Solution: Do the midpoint e e of the ac edge, connect de;

then ae=ec= 3,de=1 2aba=2 3;

Look at the triangle ade, since ae= 3, de=2 3, ad=3de = ae +ad

So the triangle ade is a right triangle; and angle dae = 90 degrees;

Therefore, the triangular ADC is also a right-angled triangle, and the DC side is hypotenuse;

dc =ce +de =15, so dc = 15;

and bc=2dc=2 15.

Do the midpoint e e of the AC side and connect the de, then de is the median line of the triangle:

de=1 2ab=2 root number 3

ae = ec = root number 3

In Ade, ae=root3, de=2, root3, ad=3de2=ae2+ad2, so ade is a right-angled triangle, dae=90°

dc = root number (ad 2 + ac 2) = root number (3 2 + (2 root number 3) 2) = root number 21

bc = 2dc = 2 root number 21

According to the midline theorem, there is: ad 2 = ab 2 2 + ac 2 2-bc 2 4 substituting values are: 9 = 24 + 6-bc 2 4

Then there is: BC 2=84

i.e. bc = 2 21 (bc>0).

Root number 39 + root number 3) or (root number 39 - root number 3).

In the triangle ABC, ab = 4 times the root number 3, AC = 2 times the root number 3, ad is the midline on the side of BC, and the angle BAD=30°, find the length of BC.

Please give an accurate graph.

It is easiest to create a coordinate system and draw it in a coordinate system.

Because ab = 2 times the root number five ab squared is equal to 20, ac square is equal to 16, bc square = 4, according to the Pythagorean theorem, the triangle abc is a right triangle, c is a right angle, and ab is an hypotenuse; In the isosceles right-angled triangle ADB, the AB edge is also hypotenuse, so according to the theorem, if the AB edge is used as the diameter to make a circle, the points C and D are both on the edge of the circle. (Any point and diameter on the edge of the circle can form a right triangle) That is to say, the four points of abcd form a circle, so the line of cd is also a diameter, that is, cd=ab=2 times the root number five.
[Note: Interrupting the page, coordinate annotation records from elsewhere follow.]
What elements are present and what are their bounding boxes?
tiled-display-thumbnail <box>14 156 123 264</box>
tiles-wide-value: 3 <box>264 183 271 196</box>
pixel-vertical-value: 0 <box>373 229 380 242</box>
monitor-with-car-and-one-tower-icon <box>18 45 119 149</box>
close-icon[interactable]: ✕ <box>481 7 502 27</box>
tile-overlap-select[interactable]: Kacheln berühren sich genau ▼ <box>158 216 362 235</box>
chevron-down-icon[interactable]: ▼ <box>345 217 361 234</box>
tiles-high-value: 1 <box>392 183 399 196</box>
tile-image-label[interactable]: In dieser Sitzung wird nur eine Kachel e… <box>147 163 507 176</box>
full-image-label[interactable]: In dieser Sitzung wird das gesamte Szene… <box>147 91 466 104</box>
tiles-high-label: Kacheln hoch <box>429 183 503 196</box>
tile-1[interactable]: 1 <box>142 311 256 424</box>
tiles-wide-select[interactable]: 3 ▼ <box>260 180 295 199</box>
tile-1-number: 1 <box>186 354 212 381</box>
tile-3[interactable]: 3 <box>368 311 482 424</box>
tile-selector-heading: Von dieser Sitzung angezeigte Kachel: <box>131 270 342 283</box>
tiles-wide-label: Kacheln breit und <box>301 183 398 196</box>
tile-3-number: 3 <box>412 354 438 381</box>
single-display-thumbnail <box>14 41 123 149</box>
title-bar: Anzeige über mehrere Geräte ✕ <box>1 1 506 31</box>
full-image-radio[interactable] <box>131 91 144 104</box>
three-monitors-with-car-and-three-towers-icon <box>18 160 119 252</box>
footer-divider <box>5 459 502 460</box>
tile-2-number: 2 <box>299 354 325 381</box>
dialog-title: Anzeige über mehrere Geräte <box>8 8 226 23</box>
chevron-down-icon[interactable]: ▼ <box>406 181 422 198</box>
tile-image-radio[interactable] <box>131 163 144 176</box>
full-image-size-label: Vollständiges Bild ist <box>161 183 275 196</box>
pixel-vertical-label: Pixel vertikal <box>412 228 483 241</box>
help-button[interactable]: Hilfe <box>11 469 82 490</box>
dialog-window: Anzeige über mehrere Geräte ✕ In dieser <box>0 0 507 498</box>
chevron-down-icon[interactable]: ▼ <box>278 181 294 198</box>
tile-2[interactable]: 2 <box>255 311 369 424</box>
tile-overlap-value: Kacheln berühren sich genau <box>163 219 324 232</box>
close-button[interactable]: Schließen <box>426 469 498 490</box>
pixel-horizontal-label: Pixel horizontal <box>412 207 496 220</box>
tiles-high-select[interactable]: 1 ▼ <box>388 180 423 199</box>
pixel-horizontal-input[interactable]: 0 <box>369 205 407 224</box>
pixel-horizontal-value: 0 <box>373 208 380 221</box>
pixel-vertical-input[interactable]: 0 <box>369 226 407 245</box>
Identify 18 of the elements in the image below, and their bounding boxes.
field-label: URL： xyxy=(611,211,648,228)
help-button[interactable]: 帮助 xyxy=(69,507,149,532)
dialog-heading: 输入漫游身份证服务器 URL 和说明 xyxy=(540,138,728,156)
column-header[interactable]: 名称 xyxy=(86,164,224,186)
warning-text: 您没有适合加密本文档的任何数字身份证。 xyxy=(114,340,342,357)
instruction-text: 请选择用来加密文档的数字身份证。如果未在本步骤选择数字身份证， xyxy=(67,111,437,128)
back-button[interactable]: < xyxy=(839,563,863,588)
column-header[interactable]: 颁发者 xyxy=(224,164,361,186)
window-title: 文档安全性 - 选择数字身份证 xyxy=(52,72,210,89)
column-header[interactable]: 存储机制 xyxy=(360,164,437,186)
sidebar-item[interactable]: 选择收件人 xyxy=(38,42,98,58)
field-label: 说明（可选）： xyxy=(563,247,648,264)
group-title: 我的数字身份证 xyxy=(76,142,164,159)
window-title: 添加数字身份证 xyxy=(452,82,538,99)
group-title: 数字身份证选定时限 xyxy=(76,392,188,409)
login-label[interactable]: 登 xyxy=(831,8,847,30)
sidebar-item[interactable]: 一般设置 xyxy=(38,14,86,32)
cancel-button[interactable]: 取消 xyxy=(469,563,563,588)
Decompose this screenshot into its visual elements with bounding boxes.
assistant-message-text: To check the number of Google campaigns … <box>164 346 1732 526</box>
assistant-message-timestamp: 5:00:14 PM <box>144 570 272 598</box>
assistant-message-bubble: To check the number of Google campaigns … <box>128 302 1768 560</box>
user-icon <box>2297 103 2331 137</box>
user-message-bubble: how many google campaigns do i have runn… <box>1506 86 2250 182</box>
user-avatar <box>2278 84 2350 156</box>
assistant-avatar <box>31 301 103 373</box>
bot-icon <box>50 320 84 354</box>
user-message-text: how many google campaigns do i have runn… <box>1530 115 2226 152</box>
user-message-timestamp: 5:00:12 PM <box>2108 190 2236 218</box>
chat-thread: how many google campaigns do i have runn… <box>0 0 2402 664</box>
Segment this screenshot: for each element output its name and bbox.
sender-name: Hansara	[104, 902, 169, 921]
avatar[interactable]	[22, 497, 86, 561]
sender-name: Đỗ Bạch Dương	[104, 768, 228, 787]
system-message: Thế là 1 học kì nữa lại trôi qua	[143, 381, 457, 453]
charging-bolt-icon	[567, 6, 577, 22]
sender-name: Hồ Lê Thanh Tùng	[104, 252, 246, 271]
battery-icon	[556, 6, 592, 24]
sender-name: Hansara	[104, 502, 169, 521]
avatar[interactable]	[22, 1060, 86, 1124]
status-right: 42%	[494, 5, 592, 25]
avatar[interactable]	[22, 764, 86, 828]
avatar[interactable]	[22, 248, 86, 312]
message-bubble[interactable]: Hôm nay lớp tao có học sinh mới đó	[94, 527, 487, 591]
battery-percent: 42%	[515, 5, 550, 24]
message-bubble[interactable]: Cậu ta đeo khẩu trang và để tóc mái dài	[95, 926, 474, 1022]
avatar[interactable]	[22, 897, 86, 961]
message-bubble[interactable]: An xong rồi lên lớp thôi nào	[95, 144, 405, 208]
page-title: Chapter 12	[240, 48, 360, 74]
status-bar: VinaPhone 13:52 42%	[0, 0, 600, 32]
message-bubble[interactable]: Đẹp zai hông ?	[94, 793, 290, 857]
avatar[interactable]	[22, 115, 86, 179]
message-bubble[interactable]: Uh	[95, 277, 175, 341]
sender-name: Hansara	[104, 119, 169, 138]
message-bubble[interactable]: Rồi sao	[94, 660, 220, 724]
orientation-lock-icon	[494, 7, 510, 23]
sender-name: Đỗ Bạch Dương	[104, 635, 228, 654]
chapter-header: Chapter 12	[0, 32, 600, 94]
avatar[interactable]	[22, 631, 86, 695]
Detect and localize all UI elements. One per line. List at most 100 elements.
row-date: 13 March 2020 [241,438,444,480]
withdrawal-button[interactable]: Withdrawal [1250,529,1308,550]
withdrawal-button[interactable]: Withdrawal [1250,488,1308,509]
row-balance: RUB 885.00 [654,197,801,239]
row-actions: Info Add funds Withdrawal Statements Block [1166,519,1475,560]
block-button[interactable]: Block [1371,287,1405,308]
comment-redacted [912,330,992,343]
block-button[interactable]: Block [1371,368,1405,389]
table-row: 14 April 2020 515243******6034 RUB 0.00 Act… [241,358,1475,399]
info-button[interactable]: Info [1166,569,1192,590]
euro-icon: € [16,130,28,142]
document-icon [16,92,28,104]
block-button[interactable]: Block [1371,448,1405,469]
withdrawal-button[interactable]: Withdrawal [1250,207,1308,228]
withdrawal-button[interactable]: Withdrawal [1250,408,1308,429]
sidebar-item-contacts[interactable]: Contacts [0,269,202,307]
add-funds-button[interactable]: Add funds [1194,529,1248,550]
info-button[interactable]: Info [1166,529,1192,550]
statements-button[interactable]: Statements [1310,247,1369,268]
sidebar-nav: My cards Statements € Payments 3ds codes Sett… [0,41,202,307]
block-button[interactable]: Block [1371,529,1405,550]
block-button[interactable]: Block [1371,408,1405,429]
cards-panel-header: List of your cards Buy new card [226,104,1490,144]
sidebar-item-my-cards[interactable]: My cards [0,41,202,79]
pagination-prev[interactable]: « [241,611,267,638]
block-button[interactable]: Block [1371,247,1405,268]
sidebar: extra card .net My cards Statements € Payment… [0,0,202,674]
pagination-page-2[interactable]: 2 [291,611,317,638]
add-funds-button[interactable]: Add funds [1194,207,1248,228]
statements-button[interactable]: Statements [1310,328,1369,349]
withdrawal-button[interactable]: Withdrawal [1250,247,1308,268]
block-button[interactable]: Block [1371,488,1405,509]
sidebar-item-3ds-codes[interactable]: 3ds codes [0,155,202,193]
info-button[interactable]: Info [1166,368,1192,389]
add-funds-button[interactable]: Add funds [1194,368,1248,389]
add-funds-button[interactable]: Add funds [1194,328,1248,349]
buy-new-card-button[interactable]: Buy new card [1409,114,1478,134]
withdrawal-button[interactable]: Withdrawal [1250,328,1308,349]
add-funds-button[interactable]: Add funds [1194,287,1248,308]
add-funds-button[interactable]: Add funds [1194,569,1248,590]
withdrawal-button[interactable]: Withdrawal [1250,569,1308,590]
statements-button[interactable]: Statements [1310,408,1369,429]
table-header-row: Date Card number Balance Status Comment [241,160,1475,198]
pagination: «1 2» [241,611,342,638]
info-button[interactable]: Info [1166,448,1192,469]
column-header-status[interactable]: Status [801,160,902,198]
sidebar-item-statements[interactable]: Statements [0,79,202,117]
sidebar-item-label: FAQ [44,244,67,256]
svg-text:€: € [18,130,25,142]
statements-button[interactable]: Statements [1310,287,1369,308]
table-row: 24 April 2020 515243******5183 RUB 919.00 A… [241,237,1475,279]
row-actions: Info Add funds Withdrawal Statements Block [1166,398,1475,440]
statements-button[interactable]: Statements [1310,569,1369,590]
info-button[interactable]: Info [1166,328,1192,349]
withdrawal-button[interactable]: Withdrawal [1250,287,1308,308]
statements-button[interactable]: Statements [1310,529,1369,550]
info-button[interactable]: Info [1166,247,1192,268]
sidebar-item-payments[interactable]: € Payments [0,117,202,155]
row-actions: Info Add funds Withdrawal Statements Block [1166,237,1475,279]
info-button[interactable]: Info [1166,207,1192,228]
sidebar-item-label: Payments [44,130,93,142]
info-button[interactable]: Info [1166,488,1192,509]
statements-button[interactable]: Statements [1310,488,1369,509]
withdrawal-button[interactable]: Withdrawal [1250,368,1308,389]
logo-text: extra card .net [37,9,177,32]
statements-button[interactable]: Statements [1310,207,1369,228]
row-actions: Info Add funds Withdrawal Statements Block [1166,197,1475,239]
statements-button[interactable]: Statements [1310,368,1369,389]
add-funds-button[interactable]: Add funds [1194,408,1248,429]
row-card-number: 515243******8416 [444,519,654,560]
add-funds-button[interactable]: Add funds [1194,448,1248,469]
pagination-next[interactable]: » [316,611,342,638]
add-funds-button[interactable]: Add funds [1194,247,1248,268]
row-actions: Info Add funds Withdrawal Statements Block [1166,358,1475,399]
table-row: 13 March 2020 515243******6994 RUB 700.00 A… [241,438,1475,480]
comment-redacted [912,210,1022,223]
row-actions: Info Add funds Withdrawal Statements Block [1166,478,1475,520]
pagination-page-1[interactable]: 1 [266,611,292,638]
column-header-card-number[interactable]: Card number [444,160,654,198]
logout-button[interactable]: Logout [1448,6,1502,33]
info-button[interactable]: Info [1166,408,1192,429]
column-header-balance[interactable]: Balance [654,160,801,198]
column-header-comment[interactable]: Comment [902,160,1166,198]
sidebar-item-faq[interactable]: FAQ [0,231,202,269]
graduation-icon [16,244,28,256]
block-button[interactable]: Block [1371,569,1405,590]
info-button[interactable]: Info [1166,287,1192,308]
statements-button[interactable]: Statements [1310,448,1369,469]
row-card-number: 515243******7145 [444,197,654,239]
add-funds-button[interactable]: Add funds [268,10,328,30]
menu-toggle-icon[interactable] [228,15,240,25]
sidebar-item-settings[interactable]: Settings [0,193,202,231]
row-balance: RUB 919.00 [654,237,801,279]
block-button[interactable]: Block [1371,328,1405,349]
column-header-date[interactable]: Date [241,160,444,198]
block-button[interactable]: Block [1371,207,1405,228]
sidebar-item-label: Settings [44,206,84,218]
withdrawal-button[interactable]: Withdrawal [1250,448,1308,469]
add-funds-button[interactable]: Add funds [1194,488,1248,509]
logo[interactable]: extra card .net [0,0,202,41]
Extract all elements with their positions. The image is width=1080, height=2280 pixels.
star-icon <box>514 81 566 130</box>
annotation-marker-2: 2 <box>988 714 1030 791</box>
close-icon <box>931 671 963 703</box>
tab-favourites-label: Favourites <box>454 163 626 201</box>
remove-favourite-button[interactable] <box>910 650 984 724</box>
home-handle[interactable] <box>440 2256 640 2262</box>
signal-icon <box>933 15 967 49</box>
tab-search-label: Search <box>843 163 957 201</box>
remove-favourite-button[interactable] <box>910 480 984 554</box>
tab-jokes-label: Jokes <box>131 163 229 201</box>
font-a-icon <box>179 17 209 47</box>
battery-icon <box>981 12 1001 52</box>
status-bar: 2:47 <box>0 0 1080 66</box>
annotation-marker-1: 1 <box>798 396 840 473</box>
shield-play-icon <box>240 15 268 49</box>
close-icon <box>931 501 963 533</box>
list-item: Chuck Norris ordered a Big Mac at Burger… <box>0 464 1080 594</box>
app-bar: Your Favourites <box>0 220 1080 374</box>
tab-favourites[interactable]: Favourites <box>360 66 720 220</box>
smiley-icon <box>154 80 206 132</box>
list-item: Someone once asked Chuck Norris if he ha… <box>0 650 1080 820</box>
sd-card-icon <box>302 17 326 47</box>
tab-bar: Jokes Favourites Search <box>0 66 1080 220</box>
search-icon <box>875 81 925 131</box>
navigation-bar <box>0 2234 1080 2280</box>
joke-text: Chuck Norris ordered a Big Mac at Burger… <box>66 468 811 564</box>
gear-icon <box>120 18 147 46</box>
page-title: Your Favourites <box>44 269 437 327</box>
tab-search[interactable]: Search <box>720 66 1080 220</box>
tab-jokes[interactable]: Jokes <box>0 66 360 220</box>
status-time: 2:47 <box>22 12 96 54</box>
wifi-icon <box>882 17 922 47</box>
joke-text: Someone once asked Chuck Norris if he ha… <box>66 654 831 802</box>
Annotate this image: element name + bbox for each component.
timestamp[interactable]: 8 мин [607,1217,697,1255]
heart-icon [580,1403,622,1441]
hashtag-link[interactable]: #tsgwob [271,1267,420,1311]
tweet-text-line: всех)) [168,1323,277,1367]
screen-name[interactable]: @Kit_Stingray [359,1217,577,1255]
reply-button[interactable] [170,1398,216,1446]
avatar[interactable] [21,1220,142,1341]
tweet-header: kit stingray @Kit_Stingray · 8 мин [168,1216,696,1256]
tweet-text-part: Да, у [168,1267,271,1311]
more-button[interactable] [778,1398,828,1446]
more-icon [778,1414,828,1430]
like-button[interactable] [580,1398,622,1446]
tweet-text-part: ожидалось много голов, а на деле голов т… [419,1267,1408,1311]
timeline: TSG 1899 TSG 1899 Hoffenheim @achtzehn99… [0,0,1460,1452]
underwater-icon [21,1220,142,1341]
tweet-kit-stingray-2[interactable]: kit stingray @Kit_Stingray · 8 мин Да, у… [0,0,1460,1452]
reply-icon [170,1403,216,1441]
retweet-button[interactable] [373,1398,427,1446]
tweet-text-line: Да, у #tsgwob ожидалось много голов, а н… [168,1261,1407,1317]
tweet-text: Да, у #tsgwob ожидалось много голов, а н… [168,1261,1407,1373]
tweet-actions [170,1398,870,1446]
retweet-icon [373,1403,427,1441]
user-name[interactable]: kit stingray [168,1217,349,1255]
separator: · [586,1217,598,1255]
I don't know if I have a clear explanation, you can ask me again if you have any questions.

Method 1: Drawing method.

cd=√（9+9）=√18=

Method 2: Cosine Law.

a=45+ac=4 ad=√10=

cd ²=ac²+ad²-2ac*ad*∴cd=√18=

First of all, we use the inverse theorem of the Pythagorean theorem, and we can know that the triangle ACB is a right triangle.

Then lead the high ck perpendicular to ab to k, and de to h. Using the projective theorem of a right triangle, find ck, bk (i.e., dh). In this way, either cd or CD1 can be found.

Then, we draw the left and right rectangles using ab as the short side of the rectangle. Same method as above.

There are four types of cases. You can calculate it yourself. Just use the Pythagorean theorem.